Built originally to the specifications of the London Sinfonietta as an optimum rehearsal space, Gateway is uncommonly responsive to the sound of strings and Maneri's violin and viola sing with a rich resonance.

Material on "Trinity" balances compositions by Mat with pieces by his associates Matthew Shipp and Joe Morris, pieces by John Coltrane and Eric Dolphy and, in conclusion, a microtonal composition dedicated to Billie Holiday and Lester Young, written by Joe Maneri. Of the album as a whole, Mat says: "I didn't want to just flaunt technique, the typical 'solo' approach. I hope to play in my own voice. That's the aim: bringing all my influences together and doing something true to who I am and what I hear."
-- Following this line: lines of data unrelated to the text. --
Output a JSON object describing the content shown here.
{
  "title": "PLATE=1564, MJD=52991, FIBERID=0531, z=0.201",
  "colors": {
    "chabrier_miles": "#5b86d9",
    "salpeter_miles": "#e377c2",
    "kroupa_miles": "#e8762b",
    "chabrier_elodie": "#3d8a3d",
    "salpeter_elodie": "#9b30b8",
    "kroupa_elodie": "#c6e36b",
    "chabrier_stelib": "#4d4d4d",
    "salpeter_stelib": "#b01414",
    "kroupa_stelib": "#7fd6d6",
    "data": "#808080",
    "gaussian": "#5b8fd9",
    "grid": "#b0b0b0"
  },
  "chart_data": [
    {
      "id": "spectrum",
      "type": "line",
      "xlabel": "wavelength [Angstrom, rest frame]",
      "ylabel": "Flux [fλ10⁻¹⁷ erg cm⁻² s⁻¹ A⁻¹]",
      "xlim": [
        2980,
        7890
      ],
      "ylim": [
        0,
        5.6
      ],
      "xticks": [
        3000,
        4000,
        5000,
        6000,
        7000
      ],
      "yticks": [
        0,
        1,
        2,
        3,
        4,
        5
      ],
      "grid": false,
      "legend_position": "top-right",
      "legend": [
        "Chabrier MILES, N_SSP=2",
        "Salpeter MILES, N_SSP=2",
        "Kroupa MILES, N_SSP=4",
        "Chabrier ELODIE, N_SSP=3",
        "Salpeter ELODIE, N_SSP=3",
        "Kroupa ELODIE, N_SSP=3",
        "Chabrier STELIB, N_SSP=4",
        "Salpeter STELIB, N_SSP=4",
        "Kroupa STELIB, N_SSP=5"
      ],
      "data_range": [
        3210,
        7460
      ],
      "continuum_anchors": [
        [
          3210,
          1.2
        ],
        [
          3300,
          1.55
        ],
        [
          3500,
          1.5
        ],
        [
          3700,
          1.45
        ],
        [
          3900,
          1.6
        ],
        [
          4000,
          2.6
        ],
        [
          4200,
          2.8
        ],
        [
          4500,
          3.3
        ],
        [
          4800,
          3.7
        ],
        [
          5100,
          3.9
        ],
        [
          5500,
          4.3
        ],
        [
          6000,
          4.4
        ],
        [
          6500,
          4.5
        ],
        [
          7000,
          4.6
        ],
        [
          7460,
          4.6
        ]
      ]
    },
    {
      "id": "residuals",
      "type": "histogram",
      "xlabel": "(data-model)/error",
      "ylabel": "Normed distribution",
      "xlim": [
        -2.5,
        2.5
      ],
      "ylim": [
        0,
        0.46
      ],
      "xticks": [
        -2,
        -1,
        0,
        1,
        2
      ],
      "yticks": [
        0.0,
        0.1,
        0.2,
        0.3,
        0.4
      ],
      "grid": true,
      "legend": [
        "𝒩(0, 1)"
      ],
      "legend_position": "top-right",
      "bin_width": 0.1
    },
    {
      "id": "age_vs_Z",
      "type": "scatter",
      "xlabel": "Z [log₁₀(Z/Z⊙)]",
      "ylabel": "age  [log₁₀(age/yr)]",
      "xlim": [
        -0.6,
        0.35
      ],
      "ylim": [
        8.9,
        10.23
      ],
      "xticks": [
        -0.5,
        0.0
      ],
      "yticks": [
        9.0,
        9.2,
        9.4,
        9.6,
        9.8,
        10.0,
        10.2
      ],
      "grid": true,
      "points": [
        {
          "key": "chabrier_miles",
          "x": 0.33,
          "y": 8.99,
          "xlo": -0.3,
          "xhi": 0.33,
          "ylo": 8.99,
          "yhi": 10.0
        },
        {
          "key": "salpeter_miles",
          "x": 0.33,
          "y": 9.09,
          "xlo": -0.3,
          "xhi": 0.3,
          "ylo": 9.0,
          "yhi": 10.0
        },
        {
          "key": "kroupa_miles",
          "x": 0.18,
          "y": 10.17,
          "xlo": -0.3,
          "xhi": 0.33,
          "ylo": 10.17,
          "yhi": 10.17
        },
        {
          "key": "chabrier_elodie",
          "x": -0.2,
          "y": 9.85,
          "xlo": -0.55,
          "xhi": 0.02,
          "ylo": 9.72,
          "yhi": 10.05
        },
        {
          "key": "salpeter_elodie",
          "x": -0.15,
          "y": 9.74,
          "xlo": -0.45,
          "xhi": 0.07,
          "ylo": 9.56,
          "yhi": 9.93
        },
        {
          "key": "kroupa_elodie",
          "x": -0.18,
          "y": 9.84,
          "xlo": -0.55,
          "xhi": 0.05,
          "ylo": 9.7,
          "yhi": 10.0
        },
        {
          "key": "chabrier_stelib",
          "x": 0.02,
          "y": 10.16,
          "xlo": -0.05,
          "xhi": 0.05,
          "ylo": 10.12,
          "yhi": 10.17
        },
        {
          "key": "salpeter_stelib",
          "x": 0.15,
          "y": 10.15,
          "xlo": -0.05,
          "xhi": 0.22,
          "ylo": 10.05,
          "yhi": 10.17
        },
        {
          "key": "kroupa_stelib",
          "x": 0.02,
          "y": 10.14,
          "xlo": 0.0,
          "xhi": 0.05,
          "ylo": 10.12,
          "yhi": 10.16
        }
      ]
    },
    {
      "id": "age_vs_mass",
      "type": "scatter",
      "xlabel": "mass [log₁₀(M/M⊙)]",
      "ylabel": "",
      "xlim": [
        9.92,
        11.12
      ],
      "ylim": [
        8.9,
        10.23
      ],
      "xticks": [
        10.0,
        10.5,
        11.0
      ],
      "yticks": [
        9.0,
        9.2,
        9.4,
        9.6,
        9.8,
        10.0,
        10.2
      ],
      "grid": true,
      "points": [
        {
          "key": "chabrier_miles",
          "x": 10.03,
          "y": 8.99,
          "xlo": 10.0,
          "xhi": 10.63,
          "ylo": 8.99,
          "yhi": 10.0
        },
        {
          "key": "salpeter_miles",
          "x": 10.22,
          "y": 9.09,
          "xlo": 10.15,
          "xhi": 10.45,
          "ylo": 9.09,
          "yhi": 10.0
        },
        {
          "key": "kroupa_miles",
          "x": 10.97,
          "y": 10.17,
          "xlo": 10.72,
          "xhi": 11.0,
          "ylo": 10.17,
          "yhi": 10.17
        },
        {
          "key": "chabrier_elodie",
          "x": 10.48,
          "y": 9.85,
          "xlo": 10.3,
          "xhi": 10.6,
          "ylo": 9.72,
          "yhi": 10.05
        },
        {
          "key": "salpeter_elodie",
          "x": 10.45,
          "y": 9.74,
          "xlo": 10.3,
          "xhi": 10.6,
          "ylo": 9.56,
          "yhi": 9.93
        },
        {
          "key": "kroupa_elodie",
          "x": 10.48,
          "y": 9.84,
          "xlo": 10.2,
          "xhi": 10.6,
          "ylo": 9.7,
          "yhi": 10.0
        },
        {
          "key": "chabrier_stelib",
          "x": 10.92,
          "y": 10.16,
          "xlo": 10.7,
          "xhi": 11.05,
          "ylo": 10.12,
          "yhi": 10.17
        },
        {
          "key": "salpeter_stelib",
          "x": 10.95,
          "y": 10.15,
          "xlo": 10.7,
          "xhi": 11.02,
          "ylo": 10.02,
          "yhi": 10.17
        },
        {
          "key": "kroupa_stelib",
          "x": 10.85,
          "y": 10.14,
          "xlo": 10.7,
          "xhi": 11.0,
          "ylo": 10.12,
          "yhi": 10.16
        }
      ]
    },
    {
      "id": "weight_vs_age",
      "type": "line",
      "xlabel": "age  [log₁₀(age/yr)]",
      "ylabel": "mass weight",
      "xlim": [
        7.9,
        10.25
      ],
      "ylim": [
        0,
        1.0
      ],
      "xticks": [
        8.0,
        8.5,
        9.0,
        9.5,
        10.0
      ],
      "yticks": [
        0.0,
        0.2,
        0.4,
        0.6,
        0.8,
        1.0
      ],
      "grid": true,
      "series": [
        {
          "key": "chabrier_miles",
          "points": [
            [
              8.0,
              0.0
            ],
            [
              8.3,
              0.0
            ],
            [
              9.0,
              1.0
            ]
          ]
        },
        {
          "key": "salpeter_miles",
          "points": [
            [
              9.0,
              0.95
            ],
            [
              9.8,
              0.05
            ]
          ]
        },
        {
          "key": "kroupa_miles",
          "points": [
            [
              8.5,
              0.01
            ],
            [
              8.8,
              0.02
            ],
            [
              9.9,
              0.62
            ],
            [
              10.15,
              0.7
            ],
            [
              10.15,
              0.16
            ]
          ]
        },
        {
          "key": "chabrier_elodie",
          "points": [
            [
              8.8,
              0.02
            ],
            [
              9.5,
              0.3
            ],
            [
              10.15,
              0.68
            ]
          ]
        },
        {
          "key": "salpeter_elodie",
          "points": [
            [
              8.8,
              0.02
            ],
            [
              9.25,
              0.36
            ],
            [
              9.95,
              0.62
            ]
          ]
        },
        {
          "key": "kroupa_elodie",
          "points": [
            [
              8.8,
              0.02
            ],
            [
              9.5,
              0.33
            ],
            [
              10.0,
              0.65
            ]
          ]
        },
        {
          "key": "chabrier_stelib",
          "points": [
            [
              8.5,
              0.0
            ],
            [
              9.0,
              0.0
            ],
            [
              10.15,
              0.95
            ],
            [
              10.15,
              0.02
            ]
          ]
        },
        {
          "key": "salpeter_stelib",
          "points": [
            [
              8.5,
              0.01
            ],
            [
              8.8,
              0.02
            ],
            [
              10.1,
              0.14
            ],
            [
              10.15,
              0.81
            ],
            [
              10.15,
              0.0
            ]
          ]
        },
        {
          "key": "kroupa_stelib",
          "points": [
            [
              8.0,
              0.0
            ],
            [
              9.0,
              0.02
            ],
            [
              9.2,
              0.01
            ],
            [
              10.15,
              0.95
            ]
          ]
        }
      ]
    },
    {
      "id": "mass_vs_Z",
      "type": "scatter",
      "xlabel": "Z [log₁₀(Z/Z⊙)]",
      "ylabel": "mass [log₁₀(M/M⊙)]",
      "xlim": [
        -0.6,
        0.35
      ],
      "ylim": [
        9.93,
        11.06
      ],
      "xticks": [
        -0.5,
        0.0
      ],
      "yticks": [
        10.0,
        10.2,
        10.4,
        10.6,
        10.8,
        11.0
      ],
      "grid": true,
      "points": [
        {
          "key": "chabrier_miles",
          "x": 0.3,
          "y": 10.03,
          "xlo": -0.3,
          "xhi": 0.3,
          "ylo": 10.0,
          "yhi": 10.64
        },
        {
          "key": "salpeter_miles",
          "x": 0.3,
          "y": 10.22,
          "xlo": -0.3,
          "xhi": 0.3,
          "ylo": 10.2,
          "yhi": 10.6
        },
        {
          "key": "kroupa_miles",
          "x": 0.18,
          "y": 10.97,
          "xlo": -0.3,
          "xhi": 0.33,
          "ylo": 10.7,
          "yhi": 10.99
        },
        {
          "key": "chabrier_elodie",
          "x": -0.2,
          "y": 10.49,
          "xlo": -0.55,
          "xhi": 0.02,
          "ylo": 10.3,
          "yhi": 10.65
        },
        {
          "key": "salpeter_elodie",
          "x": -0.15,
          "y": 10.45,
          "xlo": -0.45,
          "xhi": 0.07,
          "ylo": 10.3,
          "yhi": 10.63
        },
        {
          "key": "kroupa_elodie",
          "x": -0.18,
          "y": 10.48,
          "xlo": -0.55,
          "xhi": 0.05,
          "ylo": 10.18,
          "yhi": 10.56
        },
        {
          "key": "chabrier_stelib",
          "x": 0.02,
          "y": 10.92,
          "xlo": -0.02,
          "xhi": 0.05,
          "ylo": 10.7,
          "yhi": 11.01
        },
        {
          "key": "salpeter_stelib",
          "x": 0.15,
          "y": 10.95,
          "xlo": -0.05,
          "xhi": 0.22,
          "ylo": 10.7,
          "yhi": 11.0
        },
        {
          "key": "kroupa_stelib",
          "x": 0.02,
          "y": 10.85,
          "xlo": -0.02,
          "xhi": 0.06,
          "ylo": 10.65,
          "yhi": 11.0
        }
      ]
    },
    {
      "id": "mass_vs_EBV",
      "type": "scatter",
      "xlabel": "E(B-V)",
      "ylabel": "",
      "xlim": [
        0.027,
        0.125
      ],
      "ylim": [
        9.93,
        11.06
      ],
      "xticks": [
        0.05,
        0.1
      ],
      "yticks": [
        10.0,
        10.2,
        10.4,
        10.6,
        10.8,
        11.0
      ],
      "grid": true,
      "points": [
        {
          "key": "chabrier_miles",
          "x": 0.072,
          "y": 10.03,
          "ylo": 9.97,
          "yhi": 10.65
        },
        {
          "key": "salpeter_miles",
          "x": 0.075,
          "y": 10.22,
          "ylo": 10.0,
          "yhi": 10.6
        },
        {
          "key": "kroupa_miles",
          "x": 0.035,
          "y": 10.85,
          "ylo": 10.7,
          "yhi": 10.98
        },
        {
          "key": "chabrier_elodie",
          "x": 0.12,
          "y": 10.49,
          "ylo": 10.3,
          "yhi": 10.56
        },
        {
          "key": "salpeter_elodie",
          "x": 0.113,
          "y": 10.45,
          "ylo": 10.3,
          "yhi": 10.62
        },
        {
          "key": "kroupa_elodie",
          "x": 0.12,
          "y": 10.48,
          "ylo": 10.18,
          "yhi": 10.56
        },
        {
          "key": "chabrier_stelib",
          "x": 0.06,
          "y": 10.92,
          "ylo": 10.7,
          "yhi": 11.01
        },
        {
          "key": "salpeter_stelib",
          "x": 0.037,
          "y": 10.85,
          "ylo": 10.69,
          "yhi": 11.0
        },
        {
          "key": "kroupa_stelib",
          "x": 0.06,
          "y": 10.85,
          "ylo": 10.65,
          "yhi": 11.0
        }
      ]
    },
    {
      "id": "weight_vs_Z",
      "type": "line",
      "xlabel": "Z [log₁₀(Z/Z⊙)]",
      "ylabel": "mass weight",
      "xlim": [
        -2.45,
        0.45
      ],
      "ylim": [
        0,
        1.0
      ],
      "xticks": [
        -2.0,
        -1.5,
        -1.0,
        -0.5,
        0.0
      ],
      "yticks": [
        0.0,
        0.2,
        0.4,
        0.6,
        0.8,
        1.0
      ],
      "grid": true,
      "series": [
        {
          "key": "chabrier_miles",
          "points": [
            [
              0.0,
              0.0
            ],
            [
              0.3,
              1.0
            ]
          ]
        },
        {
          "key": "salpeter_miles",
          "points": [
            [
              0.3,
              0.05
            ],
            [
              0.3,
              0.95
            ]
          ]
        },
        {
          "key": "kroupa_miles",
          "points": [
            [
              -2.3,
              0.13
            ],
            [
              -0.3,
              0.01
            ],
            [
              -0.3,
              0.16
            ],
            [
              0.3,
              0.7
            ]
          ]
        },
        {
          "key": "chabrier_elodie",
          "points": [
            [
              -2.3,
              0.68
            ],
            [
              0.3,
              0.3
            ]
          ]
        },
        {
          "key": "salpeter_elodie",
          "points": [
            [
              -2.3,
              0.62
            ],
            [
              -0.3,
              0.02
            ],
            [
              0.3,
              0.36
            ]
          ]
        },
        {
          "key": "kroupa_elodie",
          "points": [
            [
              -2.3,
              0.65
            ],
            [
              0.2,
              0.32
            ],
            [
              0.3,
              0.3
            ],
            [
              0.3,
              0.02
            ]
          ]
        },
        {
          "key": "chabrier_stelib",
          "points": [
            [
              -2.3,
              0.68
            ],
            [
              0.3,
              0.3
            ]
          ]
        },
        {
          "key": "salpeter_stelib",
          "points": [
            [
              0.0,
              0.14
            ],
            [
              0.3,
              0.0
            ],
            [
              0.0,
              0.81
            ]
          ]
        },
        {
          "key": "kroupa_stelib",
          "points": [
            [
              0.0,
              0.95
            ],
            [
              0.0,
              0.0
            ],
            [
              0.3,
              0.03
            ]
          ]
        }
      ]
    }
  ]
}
Michael Sliwkowski: "Mat's pieces on the present album reveal a consistent structural approach, where a written melodic row is introduced and then improvised upon, the aim being to achieve a sense of integral compositional logic on a solo instrument. The title track, 'Trinity', where three tone rows enter into fugue-like polyphony, is a particularly striking instance of thinking on multiple levels without abandoning a sense of musical flow. The same is true of 'November 1st', where Maneri seems to become two separate voices in an unplanned allusion to the adagio of Elliott Carter's first string quartet. It is in such moments that one can claim that the music itself is in dialogue with the solo performer.

"Then there are the interpretations of other composers: Eric Dolphy's trademark intervallic leaps, which Mat makes sound flowing and natural, are on display in 'Iron Man', and, in a synthesis John Coltrane himself aspired towards, 'Sun Ship' is rethought by way of India. On 'Sun Ship' the deep tones of the viola start out slowly and then explode in dazzling rhythmic patterns, making explicit the connection Mat feels with the music of India."

Mat Maneri is planning a series of solo concerts, based around the "Trinity", pieces in America. The trio with Mat, Barre Phillips and Joe Maneri will be touring on both sides of the Atlantic in 2001 (check the ECM web site at for more details). Mat Maneri goes back into the studio in March 2001 to participate in an ECM "production project" with Scottish singer/songwriter Robin Williamson.